Он её последний бесценный сородич; король, которого она сама выбрала и посадила на трон. Бежать от ответственности не в её натуре.
Люция покрутилась на мягких подушках, но так и не нашла удобного положения для сна. Проколы в мочках горели, лежать с ними — отдельная пытка, левая рука слегка ныла, хотя она смазала её обезболивающей мазью, а в мыслях снова и снова варилась каша сегодняшних событий.
«Ты же обещала».
«Я надеялся на твою честность».
Слова Далеона вонзались в неё, как каленые иглы и застревали внутри. Но даже обратись время вспять, она бы не поступила по-другому.

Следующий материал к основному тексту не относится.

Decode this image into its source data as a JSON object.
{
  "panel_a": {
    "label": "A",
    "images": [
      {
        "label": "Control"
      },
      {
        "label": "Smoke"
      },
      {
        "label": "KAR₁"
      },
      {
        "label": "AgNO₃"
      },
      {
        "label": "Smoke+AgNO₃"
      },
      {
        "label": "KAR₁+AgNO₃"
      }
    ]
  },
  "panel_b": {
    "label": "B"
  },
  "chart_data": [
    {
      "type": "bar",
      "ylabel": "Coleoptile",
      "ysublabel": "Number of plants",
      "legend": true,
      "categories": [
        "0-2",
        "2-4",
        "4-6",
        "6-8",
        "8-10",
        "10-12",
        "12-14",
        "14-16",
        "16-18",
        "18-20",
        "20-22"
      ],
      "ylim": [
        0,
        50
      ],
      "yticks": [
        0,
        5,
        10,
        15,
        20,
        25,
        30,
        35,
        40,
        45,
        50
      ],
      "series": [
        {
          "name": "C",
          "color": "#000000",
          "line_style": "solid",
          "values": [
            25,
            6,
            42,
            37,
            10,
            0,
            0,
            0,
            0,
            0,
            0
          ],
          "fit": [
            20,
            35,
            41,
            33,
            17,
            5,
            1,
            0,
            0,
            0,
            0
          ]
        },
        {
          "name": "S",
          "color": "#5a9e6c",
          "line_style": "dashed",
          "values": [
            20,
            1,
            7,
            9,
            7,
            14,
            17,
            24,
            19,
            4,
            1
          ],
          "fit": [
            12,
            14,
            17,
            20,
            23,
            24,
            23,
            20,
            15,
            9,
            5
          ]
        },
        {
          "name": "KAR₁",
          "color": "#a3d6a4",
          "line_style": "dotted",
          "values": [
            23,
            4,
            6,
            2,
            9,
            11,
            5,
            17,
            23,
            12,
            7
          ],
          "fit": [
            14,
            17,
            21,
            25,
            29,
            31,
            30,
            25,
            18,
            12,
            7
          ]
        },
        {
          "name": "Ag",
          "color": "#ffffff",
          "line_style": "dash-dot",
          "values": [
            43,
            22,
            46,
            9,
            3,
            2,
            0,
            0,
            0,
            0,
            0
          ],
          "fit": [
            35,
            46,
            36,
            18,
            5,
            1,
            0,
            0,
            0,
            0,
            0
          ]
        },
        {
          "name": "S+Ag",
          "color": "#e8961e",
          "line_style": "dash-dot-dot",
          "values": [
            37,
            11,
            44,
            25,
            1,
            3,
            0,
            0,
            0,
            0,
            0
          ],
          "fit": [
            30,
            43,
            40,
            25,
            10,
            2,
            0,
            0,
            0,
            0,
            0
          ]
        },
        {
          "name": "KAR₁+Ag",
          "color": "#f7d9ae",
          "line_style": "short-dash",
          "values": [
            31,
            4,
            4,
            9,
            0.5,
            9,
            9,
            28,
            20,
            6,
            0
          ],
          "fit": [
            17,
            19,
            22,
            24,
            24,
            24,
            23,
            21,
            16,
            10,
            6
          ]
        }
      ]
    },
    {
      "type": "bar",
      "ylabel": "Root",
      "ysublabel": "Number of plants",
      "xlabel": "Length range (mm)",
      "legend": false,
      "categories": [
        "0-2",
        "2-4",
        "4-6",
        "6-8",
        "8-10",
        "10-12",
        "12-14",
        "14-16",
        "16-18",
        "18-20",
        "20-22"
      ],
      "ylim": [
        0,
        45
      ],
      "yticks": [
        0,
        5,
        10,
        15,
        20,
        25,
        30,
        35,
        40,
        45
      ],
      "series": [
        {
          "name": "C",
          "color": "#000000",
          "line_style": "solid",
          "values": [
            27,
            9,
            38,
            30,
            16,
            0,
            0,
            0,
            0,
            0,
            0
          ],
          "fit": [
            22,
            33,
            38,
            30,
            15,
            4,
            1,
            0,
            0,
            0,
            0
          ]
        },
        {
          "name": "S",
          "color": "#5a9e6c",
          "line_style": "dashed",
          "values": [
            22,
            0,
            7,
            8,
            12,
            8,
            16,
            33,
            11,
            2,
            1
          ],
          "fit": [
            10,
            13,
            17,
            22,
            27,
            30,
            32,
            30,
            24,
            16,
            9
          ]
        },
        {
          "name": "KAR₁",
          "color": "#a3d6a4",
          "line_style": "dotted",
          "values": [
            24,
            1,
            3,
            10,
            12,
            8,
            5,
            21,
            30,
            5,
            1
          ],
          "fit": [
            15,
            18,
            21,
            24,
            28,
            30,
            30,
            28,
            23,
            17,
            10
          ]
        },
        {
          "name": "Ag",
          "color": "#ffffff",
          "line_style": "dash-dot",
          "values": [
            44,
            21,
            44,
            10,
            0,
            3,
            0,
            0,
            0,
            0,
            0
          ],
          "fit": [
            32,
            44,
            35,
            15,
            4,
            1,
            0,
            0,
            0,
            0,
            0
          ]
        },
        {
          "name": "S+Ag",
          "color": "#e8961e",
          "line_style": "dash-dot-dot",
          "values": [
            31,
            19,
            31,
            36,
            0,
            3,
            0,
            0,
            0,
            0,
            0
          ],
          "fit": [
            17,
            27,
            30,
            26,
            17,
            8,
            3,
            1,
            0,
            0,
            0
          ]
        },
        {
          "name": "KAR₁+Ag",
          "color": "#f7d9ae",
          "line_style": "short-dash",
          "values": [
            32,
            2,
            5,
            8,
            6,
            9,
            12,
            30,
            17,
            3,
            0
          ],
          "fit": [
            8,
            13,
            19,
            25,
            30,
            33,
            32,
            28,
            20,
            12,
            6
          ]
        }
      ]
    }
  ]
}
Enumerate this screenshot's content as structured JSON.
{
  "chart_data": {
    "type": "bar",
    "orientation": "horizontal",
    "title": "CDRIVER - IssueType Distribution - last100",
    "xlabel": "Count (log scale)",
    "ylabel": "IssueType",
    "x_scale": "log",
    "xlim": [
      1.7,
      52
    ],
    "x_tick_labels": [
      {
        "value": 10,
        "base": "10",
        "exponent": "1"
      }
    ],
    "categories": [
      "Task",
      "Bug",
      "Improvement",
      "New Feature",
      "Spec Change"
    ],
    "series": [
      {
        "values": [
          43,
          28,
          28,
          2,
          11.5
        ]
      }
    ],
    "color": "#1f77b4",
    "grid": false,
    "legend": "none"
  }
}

Куда он уйдёт из замка? Это небезопасно! Глупо! Да, других кандидатов-Ванитасов на роль короля предостаточно, но Люц плохо их знала (за исключением Руби, а он слишком мал) и не могла доверять.
Так что лучше
Далеон
зло изведанное на троне, чем неизведанное. Оно как-то попонятней.
Да и не впервой Люции нарушать обещания. Она клялась отомстить Магнусу — магически клялась! — и не смогла исполнить долга.
Магнус умер раньше. И… оказался невиновен.
Клятву на груди запекло, жарко, дико до рези в глазах. Люция раскрыла рот в беззвучном крике и приложила дрожащую ладонь к обжигающему кресту, что источал бледно-голубой свет.
Ногти впились в кожу, но боль не уменьшилась, не перекрылась. Люц стиснула зубы и выгнулась дугой.
Теперь эта пытка всегда будет с ней?! При каждом случайном воспоминании? И ведь не убивает. Мучает и мучает, бесконечно, по нарастающей.